Well, let’s look at giant companies such as Thomson Reuters and LexisNexis. They both started with much smaller offerings. Thomson Reuters, or rather the original Thomson part, went from case law books, to digital research, to now offering an entire platform of legal tech tools, all integrated together. But they started with good old physical law books. They stretched and it succeeded big time.

If that’s the case, then why can’t DocuSign become a major player in legal tech as well?

A sceptic might say: but, they’ve already made a big play with this since 2018 and they didn’t take major market share off the other major CLM companies. Why will this new purchase change the equation, after all, it’s not as if Seal’s doc AI capabilities were not state of the art at the time of the deal?

An optimist might say in return: well, even major companies have to learn when it comes to entering new market segments. Lexion brings fresh talent, tech and perspectives to the CLM approach, and they will build upon existing teams that DocuSign already has.

Moreover, the global CLM market will surely keep growing, and there is no reason why they cannot expand their reach into it, despite fierce competition from myriad rival CLM companies. Plus, unlike some, DocuSign, as a $2.7 billion revenue company, has the resources to fund the growth, additional tech advances especially around genAI, and the potential ability to market this CLM capability in ways that will out-compete the rivals in the market.
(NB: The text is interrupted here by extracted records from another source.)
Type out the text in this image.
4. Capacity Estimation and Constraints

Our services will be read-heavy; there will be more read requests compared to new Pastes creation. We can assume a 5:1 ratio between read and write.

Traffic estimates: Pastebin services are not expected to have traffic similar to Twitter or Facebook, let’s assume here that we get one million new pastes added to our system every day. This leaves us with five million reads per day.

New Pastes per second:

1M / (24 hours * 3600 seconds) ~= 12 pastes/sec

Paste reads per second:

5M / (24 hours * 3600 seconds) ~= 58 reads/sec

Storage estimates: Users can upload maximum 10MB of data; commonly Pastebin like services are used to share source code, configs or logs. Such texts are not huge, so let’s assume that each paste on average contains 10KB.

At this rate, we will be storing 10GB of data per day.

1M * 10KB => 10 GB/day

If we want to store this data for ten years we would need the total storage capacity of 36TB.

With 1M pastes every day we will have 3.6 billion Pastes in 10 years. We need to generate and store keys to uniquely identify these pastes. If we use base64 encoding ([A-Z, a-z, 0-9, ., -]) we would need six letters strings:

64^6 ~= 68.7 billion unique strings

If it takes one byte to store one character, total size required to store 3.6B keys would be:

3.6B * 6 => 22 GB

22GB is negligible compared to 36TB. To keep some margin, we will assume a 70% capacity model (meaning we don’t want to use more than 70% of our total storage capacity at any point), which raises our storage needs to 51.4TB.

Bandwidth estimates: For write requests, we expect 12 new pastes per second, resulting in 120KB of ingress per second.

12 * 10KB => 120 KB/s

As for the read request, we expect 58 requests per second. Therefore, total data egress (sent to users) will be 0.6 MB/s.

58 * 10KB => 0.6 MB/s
As ever, time will tell which one it is. But, given that DocuSign clearly is not going to give up on CLM, and in fact is now investing heavily into it, plus the reality of its great resources, and plus its natural connection to thousands of companies via e-signature, it’s certainly got every chance of succeeding. So, perhaps Coke can do Christmas dinners after all…we shall see.

(Plus, if the new CLM push does work, then what next…? From here they can go in many other directions in the legal tech world.)